Полынов сел, постарался унять сердцебиение. Полно, он сходит с ума. Кому нужен здесь дисан? Чушь. Скорей всего виновато сходство слов, а производят здесь вовсе не дисан. И вообще, откуда он взял, что дисунол — продукт промежуточной реакции получения дисана? Ведь он не химик. Но что-то ведь производят на этом проклятом заводе! Если дисан — тогда это страшно.

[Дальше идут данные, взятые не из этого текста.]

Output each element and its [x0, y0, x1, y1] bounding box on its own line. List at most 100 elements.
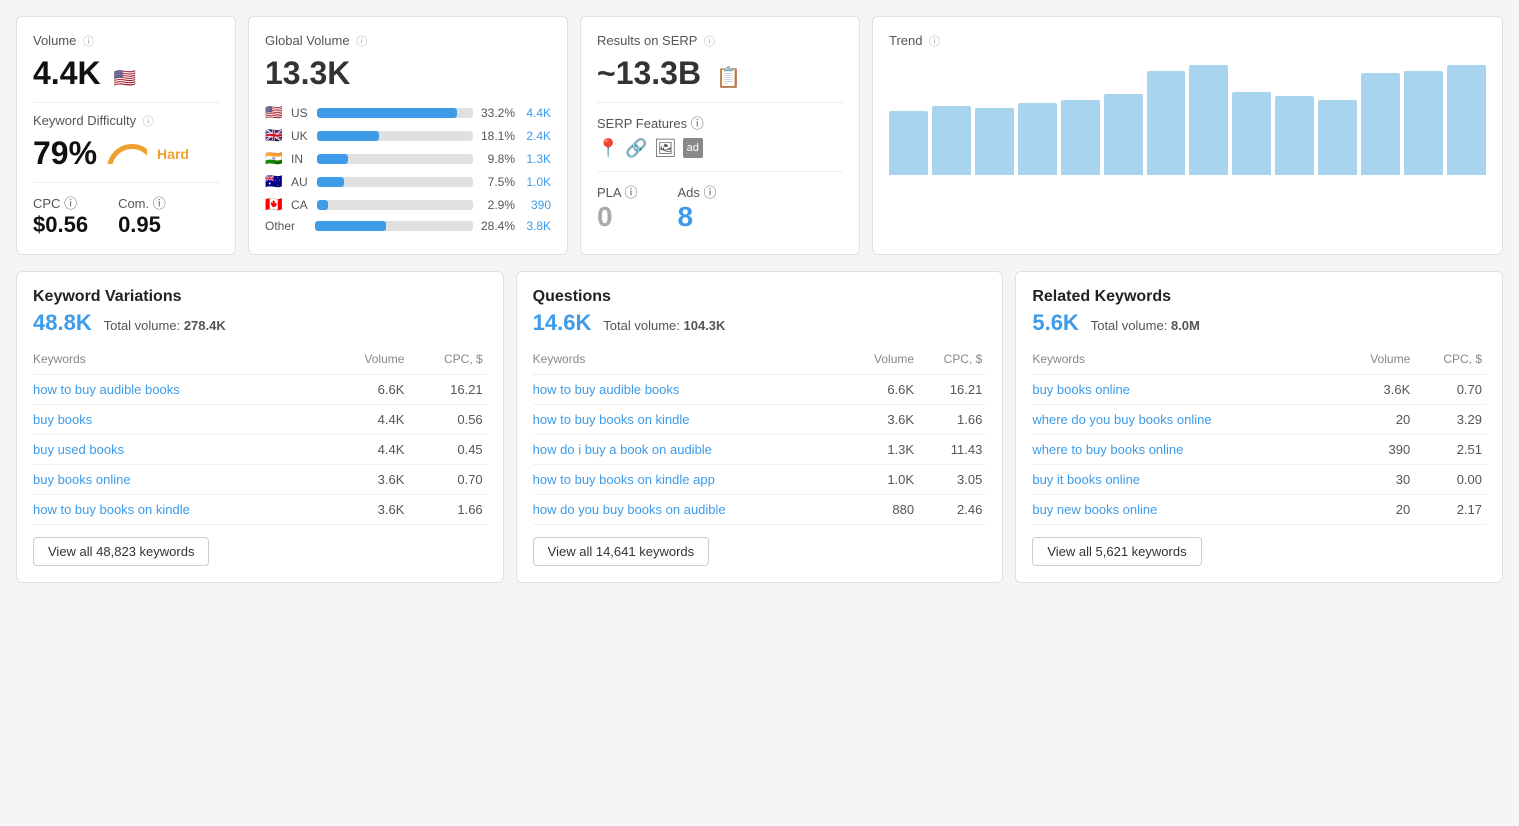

Он не мог сосредоточиться, мысли разбегались. Удручающие казематы, электронная слежка, трудный разговор с Эрибертом, наконец дисунол… Надо прогуляться, раз уж тюремщики предоставили ему такую возможность.
Узкий коридор с обоих концов, как и ожидал Полынов, был заблокирован массивными щитами, изолирующими его, а следовательно, и Полынова от остальной базы. Он по-прежнему был пленником, и за каждым его шагом следили (Полынов заметил, что и в больнице и в коридоре находились глазки телеаппаратуры — их даже не постарались скрыть).
Полынов подумал, что его положение схоже с положением мухи, очутившейся под стеклянным колпаком. К тому же он не знал ни схемы базы, ни числа людей, ее обслуживающих, ни магических паролей, позволяющих передвигаться по ней беспрепятственно. Крис, бесспорно, права: предпринять что-нибудь в таком положении трудно, а по мнению тюремщиков — просто невозможно. Правда, если у них есть такая уверенность, тогда еще не все потеряно.
Неожиданно он увидел незапертую дверь. Секунду поколебавшись, он ее толкнул. И отшатнулся: из комнаты, вперив в него жуткий взгляд, смотрело кошмарное чудовище.
Полынов привалился к стене, ожидая появления либо охранников, либо чудовища. Но ничего не произошло: кругом было тихо, как в усыпальнице, лишь мигала, потрескивая, какая-то лампа. Любопытство, более сильное, чем страх, заставило Полынова снова заглянуть в комнату. И он зажал рот, чтобы не расхохотаться.
Каморка была уставлена восковыми фигурами каких-то чудовищ, порожденных горячечной фантазией, и людей, самых натуральных людей. Неизвестный художник был, несомненно, талантлив, он добился потрясающей силы впечатления. В каждой человеческой фигуре был запечатлен один какой-нибудь образ, словно коллекция была призвана демонстрировать самые высокие и самые низкие проявления характера. Здесь находились Святость и Низость, Любовь и Жестокость, Благородство и Подлость… Была тут и фигура Простого среднего человека: в меру добродушного, в меру благообразного, в меру себе на уме, не в меру оптимистичного и не в меру заурядного. Именно таким изображали Простого среднего человека телевидение, газеты, журналы, радио. Копии были, несомненно, удачными. Даже не одна копия, а три; Простой Белый человек, Желтый человек и Черный человек. Восковой обыватель вне зависимости от своей расовой принадлежности улыбался широкой лучезарной улыбкой.
Полынову стало жутко, и он не сразу понял почему. Потом он сообразил — и в этом было какое-то колдовство: паноптикум жил. Выражение лиц менялось в зависимости от ракурса, от освещения. Глаза фигур пристально и бездумно смотрели на него. Он даже потрогал фигуры, чтобы убедиться в их искусственном происхождении.
Психолог не знал, смеяться ли ему, плакать или восхищаться этой гениальной подделкой под человека. Одно было непонятно: кому и зачем нужен такой музей? И случайно ли, что единственная отпертая дверь вела в этот паноптикум.
— Полынов, время вашего обеда истекает! Поторопитесь, если не хотите остаться голодным!
Голос прогремел откуда-то сверху. Психолог поморщился. Дурацкие приемы: ошарашить, сбить с толку, запугать. Но они дают эффект, это надо признать.